Ils sont tous là les santons : les petits, les grands, les neufs, les vieux, les craquelés, les rafistolés; tous modelés de cette belle terre rouge provençale. Ils s’approchent, dans la nuit noire de décembre, aimantés par la lumière et les premiers sourires de ce mystérieux nouveau-né. 


Il y a Joseph qui s’agite et s’inquiète pour sa femme et le petit qui risquent tous deux de prendre froid.


Il grogne dans sa barbe Joseph contre ce fichu aubergiste qui n’a pas voulu les laisser entrer et leur trouver une petite place au chaud. 
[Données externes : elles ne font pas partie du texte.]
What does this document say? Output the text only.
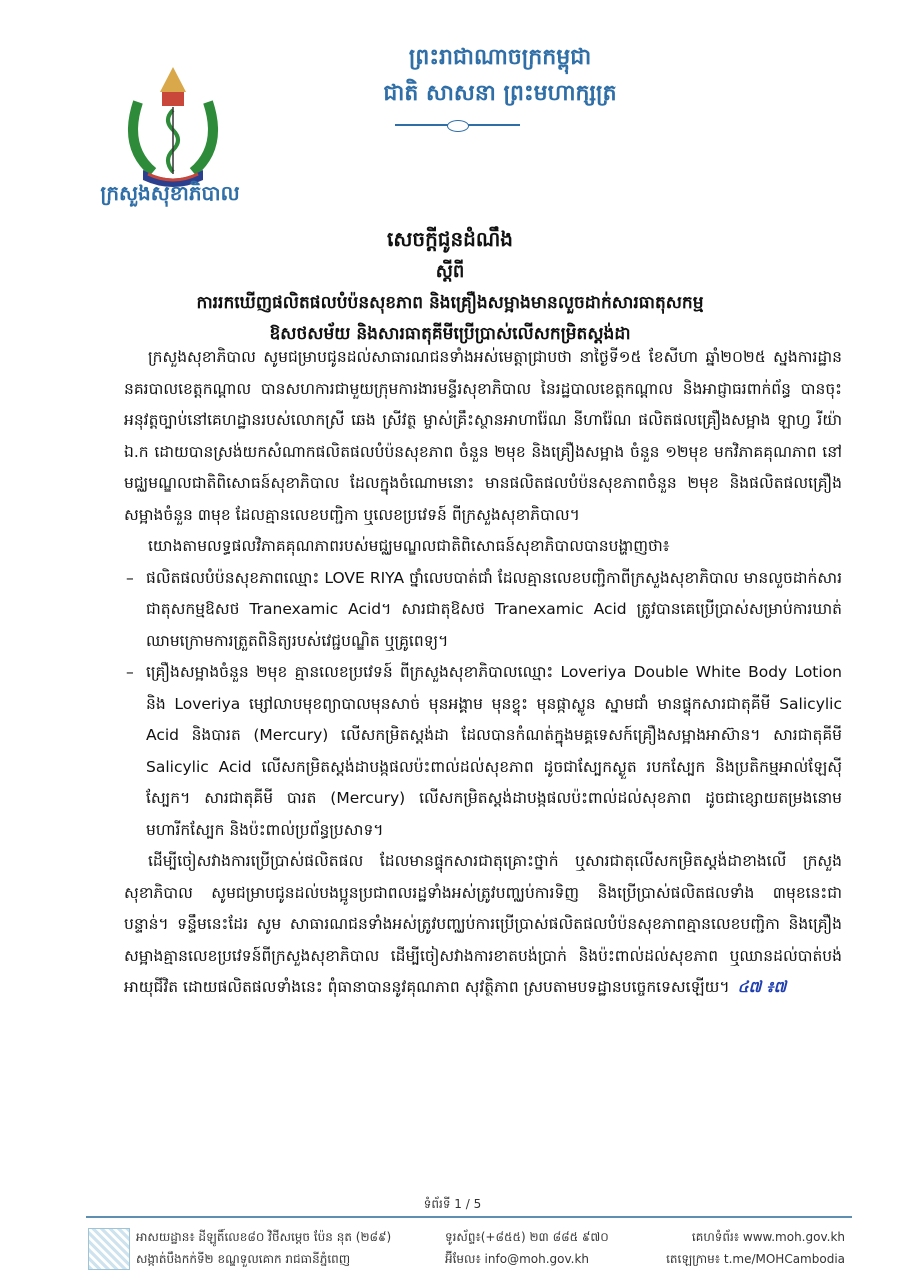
ព្រះរាជាណាចក្រកម្ពុជា
ជាតិ សាសនា ព្រះមហាក្សត្រ
ក្រសួងសុខាភិបាល
សេចក្តីជូនដំណឹង
ស្តីពី
ការរកឃើញផលិតផលបំប៉នសុខភាព និងគ្រឿងសម្អាងមានលួចដាក់សារធាតុសកម្ម
ឱសថសម័យ និងសារធាតុគីមីប្រើប្រាស់លើសកម្រិតស្តង់ដា

ក្រសួងសុខាភិបាល សូមជម្រាបជូនដល់សាធារណជនទាំងអស់មេត្តាជ្រាបថា នាថ្ងៃទី១៥ ខែសីហា ឆ្នាំ២០២៥ ស្នងការដ្ឋាននគរបាលខេត្តកណ្តាល បានសហការជាមួយក្រុមការងារមន្ទីរសុខាភិបាល នៃរដ្ឋបាលខេត្តកណ្តាល និងអាជ្ញាធរពាក់ព័ន្ធ បានចុះអនុវត្តច្បាប់នៅគេហដ្ឋានរបស់លោកស្រី ឆេង ស្រីវត្ថ ម្ចាស់គ្រឹះស្ថានអាហារ៉ែណ នីហារ៉ែណ ផលិតផលគ្រឿងសម្អាង ឡាហ្វ រីយ៉ា ឯ.ក ដោយបានស្រង់យកសំណាកផលិតផលបំប៉នសុខភាព ចំនួន ២មុខ និងគ្រឿងសម្អាង ចំនួន ១២មុខ មកវិភាគគុណភាព នៅមជ្ឈមណ្ឌលជាតិពិសោធន៍សុខាភិបាល ដែលក្នុងចំណោមនោះ មានផលិតផលបំប៉នសុខភាពចំនួន ២មុខ និងផលិតផលគ្រឿងសម្អាងចំនួន ៣មុខ ដែលគ្មានលេខបញ្ជិកា ឬលេខប្រវេទន៍ ពីក្រសួងសុខាភិបាល។

យោងតាមលទ្ធផលវិភាគគុណភាពរបស់មជ្ឈមណ្ឌលជាតិពិសោធន៍សុខាភិបាលបានបង្ហាញថា៖

– ផលិតផលបំប៉នសុខភាពឈ្មោះ LOVE RIYA ថ្នាំលេបបាត់ជាំ ដែលគ្មានលេខបញ្ជិកាពីក្រសួងសុខាភិបាល មានលួចដាក់សារជាតុសកម្មឱសថ Tranexamic Acid។ សារជាតុឱសថ Tranexamic Acid ត្រូវបានគេប្រើប្រាស់សម្រាប់ការឃាត់ឈាមក្រោមការត្រួតពិនិត្យរបស់វេជ្ជបណ្ឌិត ឬគ្រូពេទ្យ។
– គ្រឿងសម្អាងចំនួន ២មុខ គ្មានលេខប្រវេទន៍ ពីក្រសួងសុខាភិបាលឈ្មោះ Loveriya Double White Body Lotion និង Loveriya ម្សៅលាបមុខព្យាបាលមុនសាច់ មុនអង្គាម មុនខ្ទុះ មុនផ្កាស្លូន ស្នាមជាំ មានផ្ទុកសារជាតុគីមី Salicylic Acid និងបារត (Mercury) លើសកម្រិតស្តង់ដា ដែលបានកំណត់ក្នុងមគ្គទេសក៍គ្រឿងសម្អាងអាស៊ាន។ សារជាតុគីមី Salicylic Acid លើសកម្រិតស្តង់ដាបង្កផលប៉ះពាល់ដល់សុខភាព ដូចជាស្បែកស្ងួត របកស្បែក និងប្រតិកម្មអាល់ឡែស៊ីស្បែក។ សារជាតុគីមី បារត (Mercury) លើសកម្រិតស្តង់ដាបង្កផលប៉ះពាល់ដល់សុខភាព ដូចជាខ្សោយតម្រងនោម មហារីកស្បែក និងប៉ះពាល់ប្រព័ន្ធប្រសាទ។

ដើម្បីចៀសវាងការប្រើប្រាស់ផលិតផល ដែលមានផ្ទុកសារជាតុគ្រោះថ្នាក់ ឬសារជាតុលើសកម្រិតស្តង់ដាខាងលើ ក្រសួងសុខាភិបាល សូមជម្រាបជូនដល់បងប្អូនប្រជាពលរដ្ឋទាំងអស់ត្រូវបញ្ឈប់ការទិញ និងប្រើប្រាស់ផលិតផលទាំង ៣មុខនេះជាបន្ទាន់។ ទន្ទឹមនេះដែរ សូម សាធារណជនទាំងអស់ត្រូវបញ្ឈប់ការប្រើប្រាស់ផលិតផលបំប៉នសុខភាពគ្មានលេខបញ្ជិកា និងគ្រឿងសម្អាងគ្មានលេខប្រវេទន៍ពីក្រសួងសុខាភិបាល ដើម្បីចៀសវាងការខាតបង់ប្រាក់ និងប៉ះពាល់ដល់សុខភាព ឬឈានដល់បាត់បង់អាយុជីវិត ដោយផលិតផលទាំងនេះ ពុំធានាបាននូវគុណភាព សុវត្ថិភាព ស្របតាមបទដ្ឋានបច្ចេកទេសឡើយ។ ៤៧ ៖៧

ទំព័រទី 1 / 5
អាសយដ្ឋាន៖ ដីឡូតិ៍លេខ៨០ វិថីសម្តេច ប៉ែន នុត (២៨៩)
សង្កាត់បឹងកក់ទី២ ខណ្ឌទួលគោក រាជធានីភ្នំពេញ
ទូរស័ព្ទ៖(+៨៥៥) ២៣ ៨៨៥ ៩៧០
អ៊ីមែល៖ info@moh.gov.kh
គេហទំព័រ៖ www.moh.gov.kh
តេឡេក្រាម៖ t.me/MOHCambodia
Il s’est méfié l’aubergiste : qui étaient donc ces réfugiés ? D’où venaient-ils ? Avaient-ils seulement des papiers en règle ? Partageaient-ils la même religion ?  Et si la police débarquait, ne serait-il pas  lui-même jugé complice de leur avoir accordé le droit d’asile ? Alors, confondant prudence et trouille – vlan ! –, il leur a claqué  la porte au nez, l’aubergiste. À l’heure qu’il est, il regarde « Plus belle la vie » à la télé, ou il dort déjà, sous la couette duveteuse de son indifférence, bien au chaud. 

Peinard l’aubergiste ! 


Il y a les bergers un peu en retrait, hirsutes dans leurs grandes capes noires, qui ne sentent pas franchement la rose. On ne les aime pas beaucoup, les bergers. Ils ont mauvaise réputation, un peu voleurs, un peu picoleurs, un peu louches. Des marginaux sans domicile fixe. Les braves gens - « qui n’aiment pas que l’on suive une autre route qu’eux » -  s’en méfient. Mais Joseph leur sourit. Alors ils osent timidement s’approcher. 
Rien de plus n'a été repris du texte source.